Самое точное описание не воспроизведет его голоса, его немыслимых интонаций – то дробный цокающий говорок ожившего деревянного клоуна, то неподдельную патетичность, то нагловатое шутовство ярмарочного зазывалы, то ошарашивающую своей внезапностью горькую, усталую трезвость. Не передать этой странной пластики, исполненной нервного величия. Нервного – ибо так ощущалось не отпускаемое ни на миг ожидание подвоха, измены, удара в спину ножом под лопатку. Величия – ибо, черт возьми, это был, что ни говори, император, цезарь, привыкший повелевать. Входил он крадучись, озираясь, но вот он уселся на возвышении, оглядел зал своими буравчиками, и вы испытывали невольный трепет – то был властитель, и кто его знает, что взбредет ему в плешивую голову? Хороши были все женщины – и Борисова – Лоллия, и Фульвия – Парфаньяк, и Мессалина, ее играла Алла Казанская.
Роль Сервилия исполнял Гриценко. То был актер сверхъестественной заразительности, обладавший каким-то врожденным комизмом. Мешало то, что он это знал. Смыслом его пребывания на сцене было явить нам сей дар богов во всем его громадном объеме. Реплика, не возбуждавшая смеха, казалась ему потерянным временем. Тщетно пытался я объяснить Николаю Олимпиевичу, что Сервилий прежде всего малый не промах, обладающий ясным циничным умом. Гриценко играл счастливого дурня. Он в самом деле был очень смешон, но – и только. Трудно представить, что это он, по словам Диона, «открывает в поэзии новое направление», что «его последователей будут звать сервилистами».
<…>
По вечерам я ездил в столицу на первые представления пьесы. Ее драматическая история увеличивала ее притягательность. Не скрою, мне было приятно видеть, как от обеих станций метро – и от «Арбатской» и от «Смоленской» – тянулись жаждавшие билетика. Уже на второе представление в театр приехала «девятка» – так называлось подразделение государственной безопасности – готовить ложу Политбюро. Приехали Косыгин и Демичев, кто-то еще, кажется, Воронов. Поаплодировав артистам и ничего не сказав, удалились.

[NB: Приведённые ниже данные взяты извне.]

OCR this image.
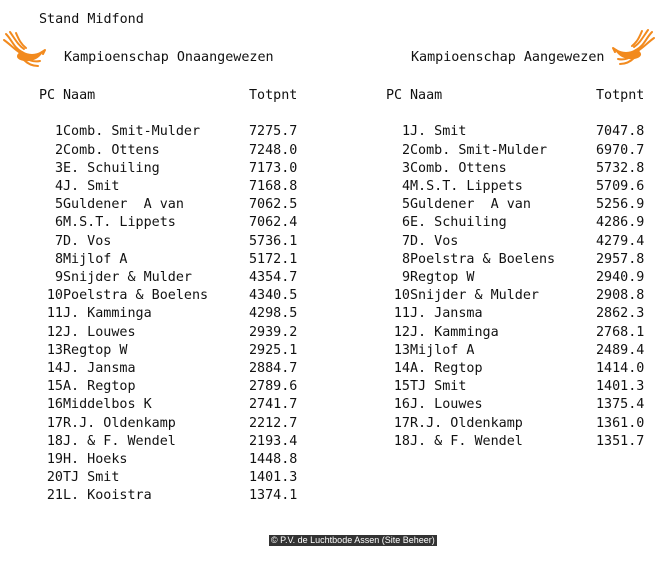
Stand Midfond

Kampioenschap Onaangewezen

PC	Naam	Totpnt

1	Comb. Smit-Mulder	7275.7
2	Comb. Ottens	7248.0
3	E. Schuiling	7173.0
4	J. Smit	7168.8
5	Guldener  A van	7062.5
6	M.S.T. Lippets	7062.4
7	D. Vos	5736.1
8	Mijlof A	5172.1
9	Snijder & Mulder	4354.7
10	Poelstra & Boelens	4340.5
11	J. Kamminga	4298.5
12	J. Louwes	2939.2
13	Regtop W	2925.1
14	J. Jansma	2884.7
15	A. Regtop	2789.6
16	Middelbos K	2741.7
17	R.J. Oldenkamp	2212.7
18	J. & F. Wendel	2193.4
19	H. Hoeks	1448.8
20	TJ Smit	1401.3
21	L. Kooistra	1374.1

Kampioenschap Aangewezen

PC	Naam	Totpnt

1	J. Smit	7047.8
2	Comb. Smit-Mulder	6970.7
3	Comb. Ottens	5732.8
4	M.S.T. Lippets	5709.6
5	Guldener  A van	5256.9
6	E. Schuiling	4286.9
7	D. Vos	4279.4
8	Poelstra & Boelens	2957.8
9	Regtop W	2940.9
10	Snijder & Mulder	2908.8
11	J. Jansma	2862.3
12	J. Kamminga	2768.1
13	Mijlof A	2489.4
14	A. Regtop	1414.0
15	TJ Smit	1401.3
16	J. Louwes	1375.4
17	R.J. Oldenkamp	1361.0
18	J. & F. Wendel	1351.7

© P.V. de Luchtbode Assen (Site Beheer)
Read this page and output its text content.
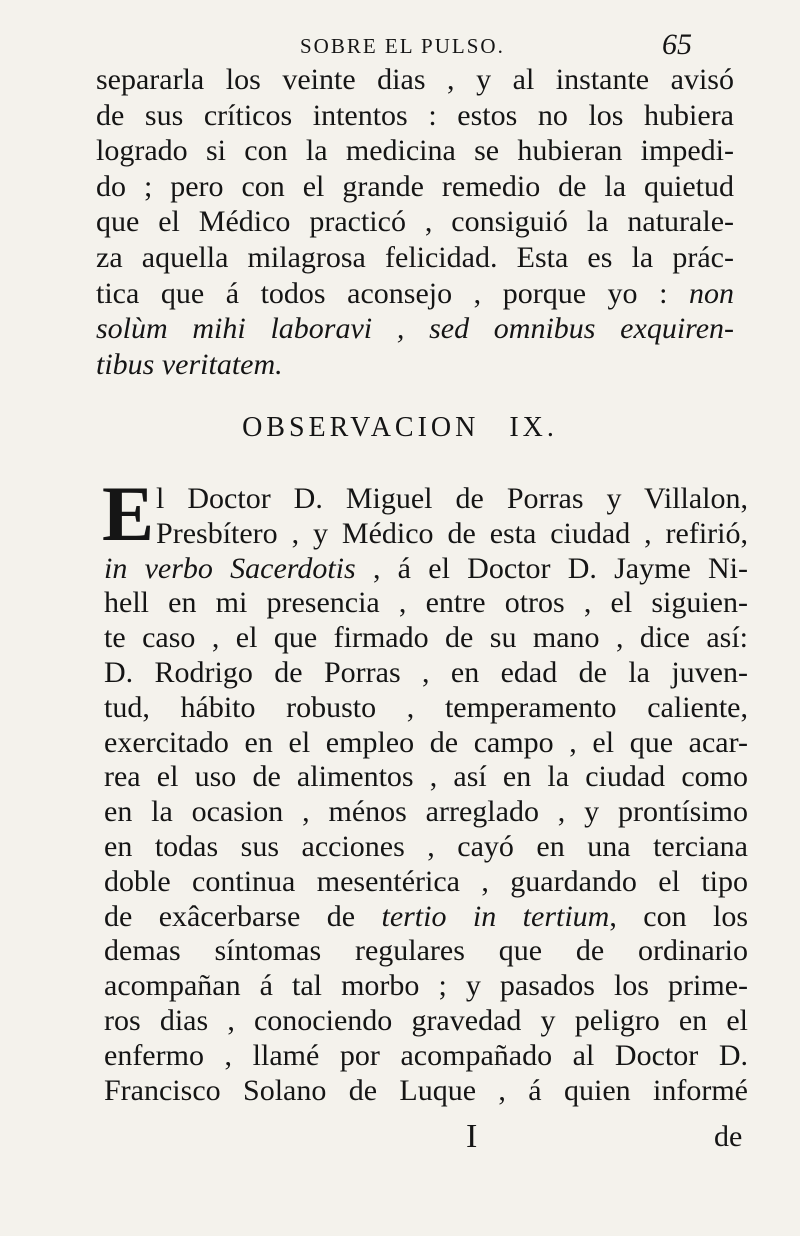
SOBRE EL PULSO.	65
separarla los veinte dias , y al instante avisó
de sus críticos intentos : estos no los hubiera
logrado si con la medicina se hubieran impedi-
do ; pero con el grande remedio de la quietud
que el Médico practicó , consiguió la naturale-
za aquella milagrosa felicidad. Esta es la prác-
tica que á todos aconsejo , porque yo : non
solùm mihi laboravi , sed omnibus exquiren-
tibus veritatem.
OBSERVACION IX.
E l Doctor D. Miguel de Porras y Villalon,
Presbítero , y Médico de esta ciudad , refirió,
in verbo Sacerdotis , á el Doctor D. Jayme Ni-
hell en mi presencia , entre otros , el siguien-
te caso , el que firmado de su mano , dice así:
D. Rodrigo de Porras , en edad de la juven-
tud, hábito robusto , temperamento caliente,
exercitado en el empleo de campo , el que acar-
rea el uso de alimentos , así en la ciudad como
en la ocasion , ménos arreglado , y prontísimo
en todas sus acciones , cayó en una terciana
doble continua mesentérica , guardando el tipo
de exâcerbarse de tertio in tertium, con los
demas síntomas regulares que de ordinario
acompañan á tal morbo ; y pasados los prime-
ros dias , conociendo gravedad y peligro en el
enfermo , llamé por acompañado al Doctor D.
Francisco Solano de Luque , á quien informé
I	de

Ноябрь был уже на исходе, когда, вернувшись из‑за границы, Товстоногов провел два дня в столице. Мы встретились. Он был настроен жестко. Он сказал мне, что, чего бы ни стоило, он добьется возрожденья «Диона». Теперь, когда пьеса идет в Москве и даже лояльно встречена в прессе, ее умерщвление в Ленинграде не поддается объяснению. И в самом деле, довольно скоро он сообщил, что был принят Толстиковым, настроенным на сей раз спокойно. Тот сам посмотрит и примет спектакль – в конце января все состоится.
Новый год я встречал полный надежд. В студеную рубежную ночь мне вдруг померещилось, что наконец-то все испытания позади. Если из такой передряги я вышел живой, то теперь начнется поистине «голубой период». Вахтанговский спектакль идет, уверенно набирает силу, вернется и ленинградский спектакль. Есть тайное равновесие сил, управляющих движением судеб. Пора им повернуться ко мне. Все это было весьма наивно – казалось, одна эпопея «Гостей», растянувшаяся на долгих три года, должна была научить меня трезвости, но точно так же, как мой Дион, я все еще продолжал надеяться.